Yesterday I was please to be passed along this blogpost from lawyerist.com called Uncovering Big Bias with Big Data and written by David Colarusso, a lawyer who became a data scientist.
For the article, David mines a recently opened criminal justice data set from Virginia, and asked the question, what affects the length of sentence more: income or race? His explanation of each step is readable by non-technical people.
The answer he came up with is race, by a long margin, although he also found that class matters too.
In particular he fit his data with the outcome variable set to length of sentence in days - or rather, log(1 + that term), which he explains nicely - and he chose the attributes to be the gender of the defendant, a bunch of indicator variables to determine the race of the defendant (one for each race except white, which was the "default race," which I thought was a nice touch), the income of the defendant, and finally the "seriousness of the charge," a system which he built himself and explains. He gives a reasonable explanation of all of these choices except for the gender.
His conclusion:
For a black man in Virginia to get the same treatment as his Caucasian peer, he must earn an additional $90,000 a year.
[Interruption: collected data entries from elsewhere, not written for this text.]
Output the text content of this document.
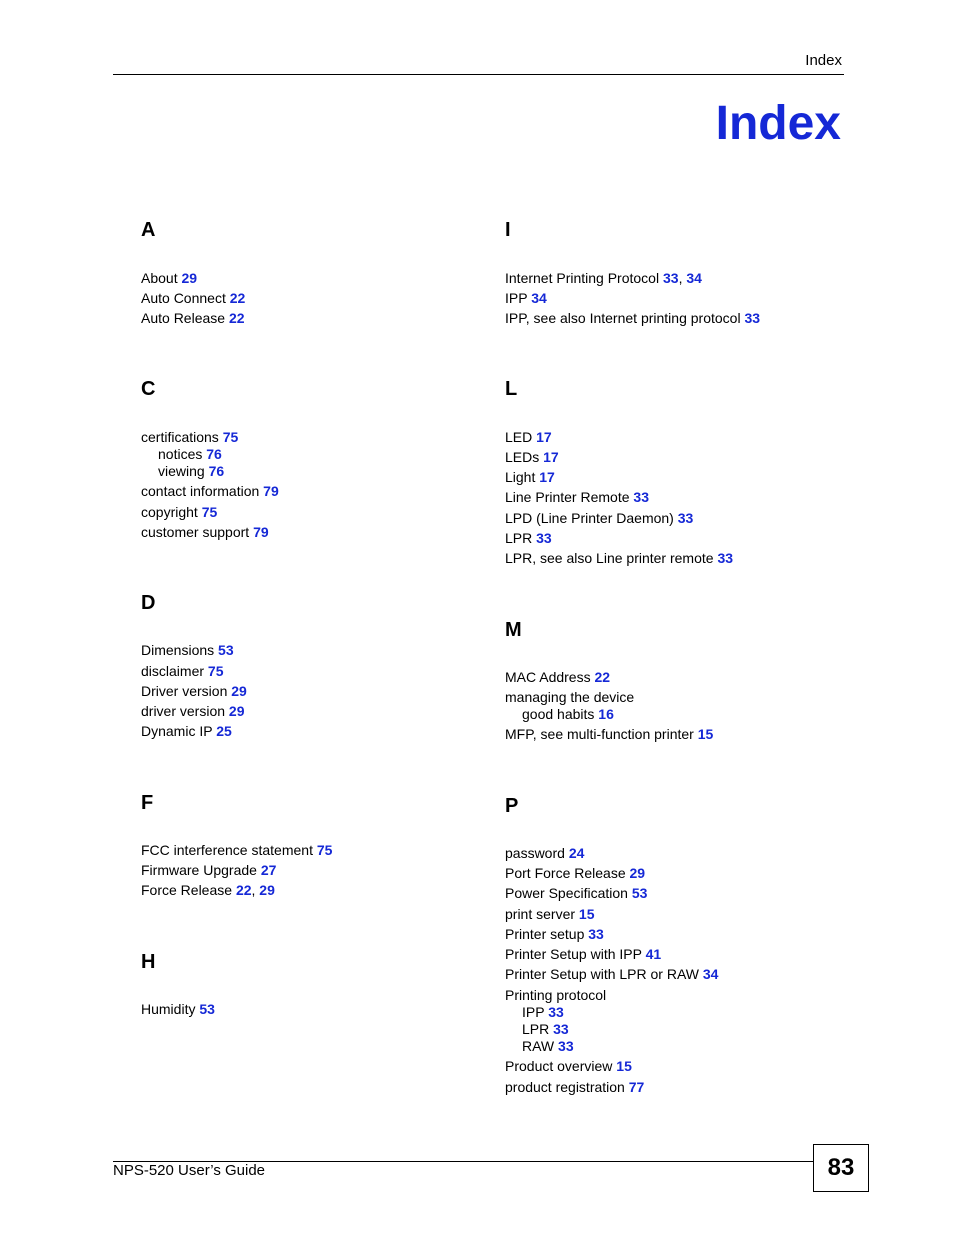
Index
Index
A
About 29
Auto Connect 22
Auto Release 22
C
certifications 75
notices 76
viewing 76
contact information 79
copyright 75
customer support 79
D
Dimensions 53
disclaimer 75
Driver version 29
driver version 29
Dynamic IP 25
F
FCC interference statement 75
Firmware Upgrade 27
Force Release 22, 29
H
Humidity 53
I
Internet Printing Protocol 33, 34
IPP 34
IPP, see also Internet printing protocol 33
L
LED 17
LEDs 17
Light 17
Line Printer Remote 33
LPD (Line Printer Daemon) 33
LPR 33
LPR, see also Line printer remote 33
M
MAC Address 22
managing the device
good habits 16
MFP, see multi-function printer 15
P
password 24
Port Force Release 29
Power Specification 53
print server 15
Printer setup 33
Printer Setup with IPP 41
Printer Setup with LPR or RAW 34
Printing protocol
IPP 33
LPR 33
RAW 33
Product overview 15
product registration 77
NPS-520 User’s Guide	83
This sentence follows directly from staring at this table for a couple of minutes, if you imagine two defendants with the same characteristics except one is white and the other is black:
It's simplistic, and he could have made other choices, but it's a convincing start. Don't trust me though, take a look at his blogpost, and also his github code which includes his iPython notebook.
I am so glad people are doing this. Compared to shitty ways of using data, which end up doubling down on poor and black folks, this kind of analysis shines a light on how the system works against them, and gives me hope that one day we'll fix it.